“Non ti dia pena essere niente”

Non dolerti se vedono le tue mancanze; l'offesa a Dio e lo scandalo che tu potresti cagionare: questo deve addolorarti. —Quanto al resto, lascia che sappiano come sei e ti disprezzino. —Non ti dia pena essere niente, perché così è Gesù che dovrà darti tutto. (Cammino, 596)

Dio nessuno l'ha mai visto — scrive san Giovanni Evangelista —; proprio il Figlio unigenito, che è nel seno del Padre, lui lo ha rivelato [Gv 1, 18], presentandosi allo sguardo attonito degli uomini: dapprima, come un neonato, a Betlemme; poi, come un bambino uguale agli altri; più tardi, nel tempio, come un adolescente assennato e sveglio; e, alla fine, con la figura amabile e attraente del Maestro, che faceva breccia nei cuori delle folle che lo seguivano con entusiasmo.

Basta rievocare pochi tratti dell'Amore di Dio che si incarna, e subito la sua generosità ci tocca l'anima, ci accende, ci spinge dolcemente a un dolore di contrizione per il nostro comportamento, così spesso meschino ed egoista. Gesù Cristo non esita ad abbassarsi per elevare noi dalla miseria alla dignità di figli di Dio, di fratelli suoi. Tu e io, invece, sovente ci inorgogliamo stoltamente per i doni e i talenti ricevuti, facendoli diventare un piedistallo per imporci sugli altri, come se il merito di certe azioni, portate a termine con relativa perfezione, dipendesse esclusivamente da noi: Che cosa mai possiedi che tu non abbia ricevuto? E se l'hai ricevuto, perché te ne vanti come se non l'avessi ricevuto? [1, Cor 4, 7].
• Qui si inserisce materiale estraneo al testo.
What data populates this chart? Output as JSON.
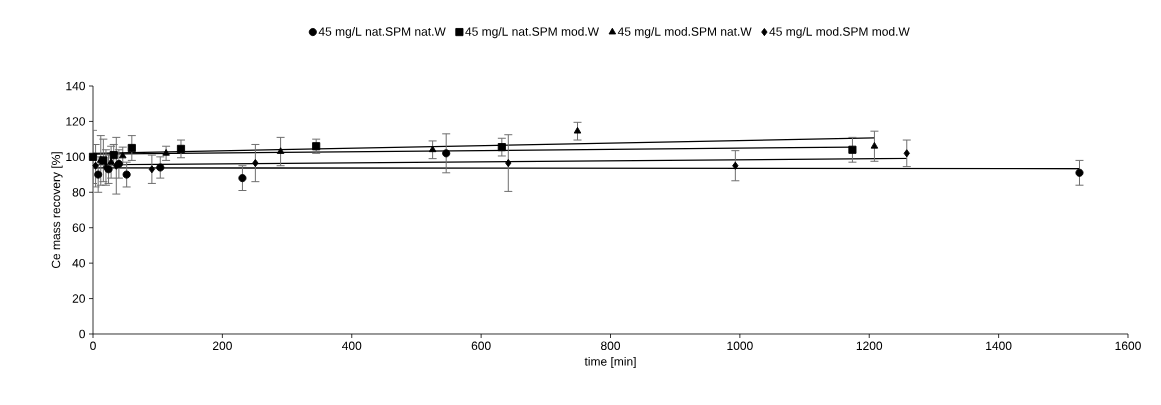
{
  "chart_data": {
    "type": "scatter",
    "xlabel": "time [min]",
    "ylabel": "Ce mass recovery [%]",
    "xlim": [
      0,
      1600
    ],
    "xticks": [
      0,
      200,
      400,
      600,
      800,
      1000,
      1200,
      1400,
      1600
    ],
    "ylim": [
      0,
      140
    ],
    "yticks": [
      0,
      20,
      40,
      60,
      80,
      100,
      120,
      140
    ],
    "legend": "top",
    "grid": false,
    "series": [
      {
        "name": "45 mg/L nat.SPM nat.W",
        "color": "#000000",
        "marker": "circle",
        "x": [
          8,
          24,
          40,
          52,
          104,
          231,
          546,
          1525
        ],
        "values": [
          90,
          93,
          96,
          90,
          94,
          88,
          102,
          91
        ],
        "errors": [
          10,
          8,
          8,
          7,
          6,
          7,
          11,
          7
        ]
      },
      {
        "name": "45 mg/L nat.SPM mod.W",
        "color": "#000000",
        "marker": "square",
        "x": [
          0,
          16,
          32,
          60,
          136,
          345,
          632,
          1174
        ],
        "values": [
          100,
          98,
          101,
          105,
          104.5,
          106,
          105.5,
          104
        ],
        "errors": [
          15,
          12,
          6,
          7,
          5,
          4,
          5,
          7
        ]
      },
      {
        "name": "45 mg/L mod.SPM nat.W",
        "color": "#000000",
        "marker": "triangle",
        "x": [
          12,
          28,
          46,
          113,
          290,
          525,
          749,
          1208
        ],
        "values": [
          98,
          97,
          100.5,
          102,
          103,
          104,
          114.5,
          106
        ],
        "errors": [
          14,
          9,
          5,
          4,
          8,
          5,
          5,
          8.5
        ]
      },
      {
        "name": "45 mg/L mod.SPM mod.W",
        "color": "#000000",
        "marker": "diamond",
        "x": [
          4,
          20,
          36,
          91,
          251,
          642,
          993,
          1258
        ],
        "values": [
          95,
          94,
          95,
          93,
          96.5,
          96.5,
          95,
          102
        ],
        "errors": [
          12,
          10,
          16,
          8,
          10.5,
          16,
          8.5,
          7.5
        ]
      },
      {
        "type": "line",
        "color": "#000000",
        "marker": "none",
        "x": [
          0,
          1525
        ],
        "values": [
          93.8,
          93.3
        ]
      },
      {
        "type": "line",
        "color": "#000000",
        "marker": "none",
        "x": [
          0,
          1174
        ],
        "values": [
          101.5,
          105.5
        ]
      },
      {
        "type": "line",
        "color": "#000000",
        "marker": "none",
        "x": [
          0,
          1208
        ],
        "values": [
          102,
          110.7
        ]
      },
      {
        "type": "line",
        "color": "#000000",
        "marker": "none",
        "x": [
          0,
          1258
        ],
        "values": [
          95.5,
          99.1
        ]
      }
    ]
  }
}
Nel considerare la dedizione di Dio e il suo annichilimento — lo dico perché lo meditiamo, e ciascuno pensi a sé — la vanagloria, la presunzione del superbo rivelano la loro natura di peccati orrendi, proprio perché collocano la persona all'estremo opposto del modello che Gesù Cristo ci ha offerto col suo comportamento. Pensateci bene: Egli, che era Dio, umiliò se stesso. L'uomo, orgoglioso del proprio io, pretende a ogni costo di esaltare se stesso, non riconoscendo di essere fatto di rozza terraglia. (Amici di Dio, nn. 111-112)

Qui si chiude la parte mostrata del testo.